Lake Hamun is a major source of dust storms

Today’s Image of the Day from NASA Earth Observatory features Lake Hamun, a seasonal lake in the Sistan region on the Afghanistan-Iran border. The lake and surrounding wetlands have been shrinking as a result of persistent drought, leading to reduced vegetation and exposed dust. These changes have transformed the basin into a major source of dust storms.

“While dust storms are most common in the summer, they happen year-round as long as the lake is dry and the winds are strong. That was the case on January 12, 2023, when the Visible Infrared Imaging Radiometer Suite (VIIRS) on the NOAA-20 satellite captured this image of dust streaming from the dry lake bed,” says NASA.

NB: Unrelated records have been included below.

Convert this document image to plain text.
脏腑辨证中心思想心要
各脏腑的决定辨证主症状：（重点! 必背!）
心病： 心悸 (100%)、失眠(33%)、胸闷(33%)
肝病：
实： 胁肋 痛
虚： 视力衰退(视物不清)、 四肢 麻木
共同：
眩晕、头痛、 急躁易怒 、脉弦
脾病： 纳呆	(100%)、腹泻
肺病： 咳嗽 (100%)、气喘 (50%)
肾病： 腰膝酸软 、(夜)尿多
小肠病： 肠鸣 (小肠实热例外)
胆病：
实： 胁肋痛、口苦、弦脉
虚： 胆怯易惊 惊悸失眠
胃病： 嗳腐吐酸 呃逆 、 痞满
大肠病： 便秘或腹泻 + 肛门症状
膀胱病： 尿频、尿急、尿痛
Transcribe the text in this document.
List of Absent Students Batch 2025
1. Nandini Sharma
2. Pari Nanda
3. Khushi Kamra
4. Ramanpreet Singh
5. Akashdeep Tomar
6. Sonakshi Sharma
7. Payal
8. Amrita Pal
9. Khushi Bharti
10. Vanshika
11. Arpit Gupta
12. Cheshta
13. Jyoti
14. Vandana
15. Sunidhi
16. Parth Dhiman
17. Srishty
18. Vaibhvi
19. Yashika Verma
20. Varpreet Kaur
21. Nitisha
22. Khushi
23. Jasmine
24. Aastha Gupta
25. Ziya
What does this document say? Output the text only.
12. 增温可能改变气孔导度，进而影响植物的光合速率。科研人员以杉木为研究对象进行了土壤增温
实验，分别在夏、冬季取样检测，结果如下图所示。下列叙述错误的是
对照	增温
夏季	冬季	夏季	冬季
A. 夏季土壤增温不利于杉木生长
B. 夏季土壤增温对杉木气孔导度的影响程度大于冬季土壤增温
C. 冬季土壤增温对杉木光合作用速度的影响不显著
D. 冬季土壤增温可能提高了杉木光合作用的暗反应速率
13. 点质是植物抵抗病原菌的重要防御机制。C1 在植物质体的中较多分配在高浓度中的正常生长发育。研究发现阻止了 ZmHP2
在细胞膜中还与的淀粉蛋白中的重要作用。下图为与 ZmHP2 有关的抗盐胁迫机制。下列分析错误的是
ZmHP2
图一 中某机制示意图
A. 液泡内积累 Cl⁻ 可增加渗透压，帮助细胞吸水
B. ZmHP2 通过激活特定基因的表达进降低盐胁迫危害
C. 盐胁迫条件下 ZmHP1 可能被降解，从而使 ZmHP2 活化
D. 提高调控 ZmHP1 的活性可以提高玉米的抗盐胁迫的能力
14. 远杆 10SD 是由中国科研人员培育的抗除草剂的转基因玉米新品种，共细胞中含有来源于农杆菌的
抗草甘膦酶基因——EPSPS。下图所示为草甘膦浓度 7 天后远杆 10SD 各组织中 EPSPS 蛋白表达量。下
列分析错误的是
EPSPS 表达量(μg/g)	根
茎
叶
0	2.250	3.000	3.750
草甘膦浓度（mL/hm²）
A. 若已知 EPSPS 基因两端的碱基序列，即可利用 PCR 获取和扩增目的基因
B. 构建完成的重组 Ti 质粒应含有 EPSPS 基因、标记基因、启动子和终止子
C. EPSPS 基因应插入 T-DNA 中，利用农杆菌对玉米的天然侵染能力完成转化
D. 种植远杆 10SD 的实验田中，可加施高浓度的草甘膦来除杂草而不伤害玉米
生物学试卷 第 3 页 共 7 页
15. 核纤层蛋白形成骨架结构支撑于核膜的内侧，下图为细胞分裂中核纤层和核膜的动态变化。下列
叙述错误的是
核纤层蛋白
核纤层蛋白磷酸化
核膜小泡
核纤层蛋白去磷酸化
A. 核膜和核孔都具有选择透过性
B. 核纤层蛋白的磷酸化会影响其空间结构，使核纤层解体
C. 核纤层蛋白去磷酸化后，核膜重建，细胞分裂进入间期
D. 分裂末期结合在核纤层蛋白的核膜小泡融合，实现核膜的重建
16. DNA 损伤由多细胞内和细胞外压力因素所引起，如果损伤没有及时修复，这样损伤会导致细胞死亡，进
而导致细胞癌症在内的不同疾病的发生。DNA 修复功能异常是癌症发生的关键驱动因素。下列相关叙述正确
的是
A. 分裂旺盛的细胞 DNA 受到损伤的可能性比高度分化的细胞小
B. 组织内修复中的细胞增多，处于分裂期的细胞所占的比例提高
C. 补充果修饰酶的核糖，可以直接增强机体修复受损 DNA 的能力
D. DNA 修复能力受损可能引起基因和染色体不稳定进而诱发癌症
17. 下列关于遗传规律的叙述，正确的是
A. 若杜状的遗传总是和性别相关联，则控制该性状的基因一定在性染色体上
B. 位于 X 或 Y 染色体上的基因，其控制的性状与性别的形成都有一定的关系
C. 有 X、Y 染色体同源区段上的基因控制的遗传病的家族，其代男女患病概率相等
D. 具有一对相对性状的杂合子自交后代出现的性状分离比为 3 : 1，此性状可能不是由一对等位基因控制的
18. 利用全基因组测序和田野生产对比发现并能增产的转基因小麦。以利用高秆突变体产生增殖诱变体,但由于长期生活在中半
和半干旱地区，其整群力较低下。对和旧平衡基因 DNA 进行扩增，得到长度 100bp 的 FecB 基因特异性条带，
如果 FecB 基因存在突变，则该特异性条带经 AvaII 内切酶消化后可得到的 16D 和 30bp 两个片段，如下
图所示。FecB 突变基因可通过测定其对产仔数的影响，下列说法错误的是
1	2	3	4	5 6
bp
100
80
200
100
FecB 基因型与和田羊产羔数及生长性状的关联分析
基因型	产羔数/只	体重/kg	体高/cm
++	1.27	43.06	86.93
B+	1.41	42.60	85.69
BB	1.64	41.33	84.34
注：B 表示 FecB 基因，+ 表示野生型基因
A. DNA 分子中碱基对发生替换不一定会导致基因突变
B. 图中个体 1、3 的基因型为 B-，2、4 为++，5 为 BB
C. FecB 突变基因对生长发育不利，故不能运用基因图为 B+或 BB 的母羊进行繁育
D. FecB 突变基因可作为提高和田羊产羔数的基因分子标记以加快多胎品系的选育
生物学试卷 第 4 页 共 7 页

In January 2023, a team of experts led by UCLA reported that airborne dust has likely increased by 55 percent on a global scale since pre-industrial times. The researchers said this is largely due to more frequent dust storms in Asia and North Africa. 

The team estimates that the cooling effect of airborne dust has likely masked about eight percent of the warming caused by greenhouse gases since the preindustrial era.

“Our findings imply that greenhouses gases alone could cause even more climate warming than models currently predict,” said UCLA atmospheric physicist Jasper Kok. “This is of tremendous importance because better predictions can inform better decisions of how to mitigate or adapt to climate change.”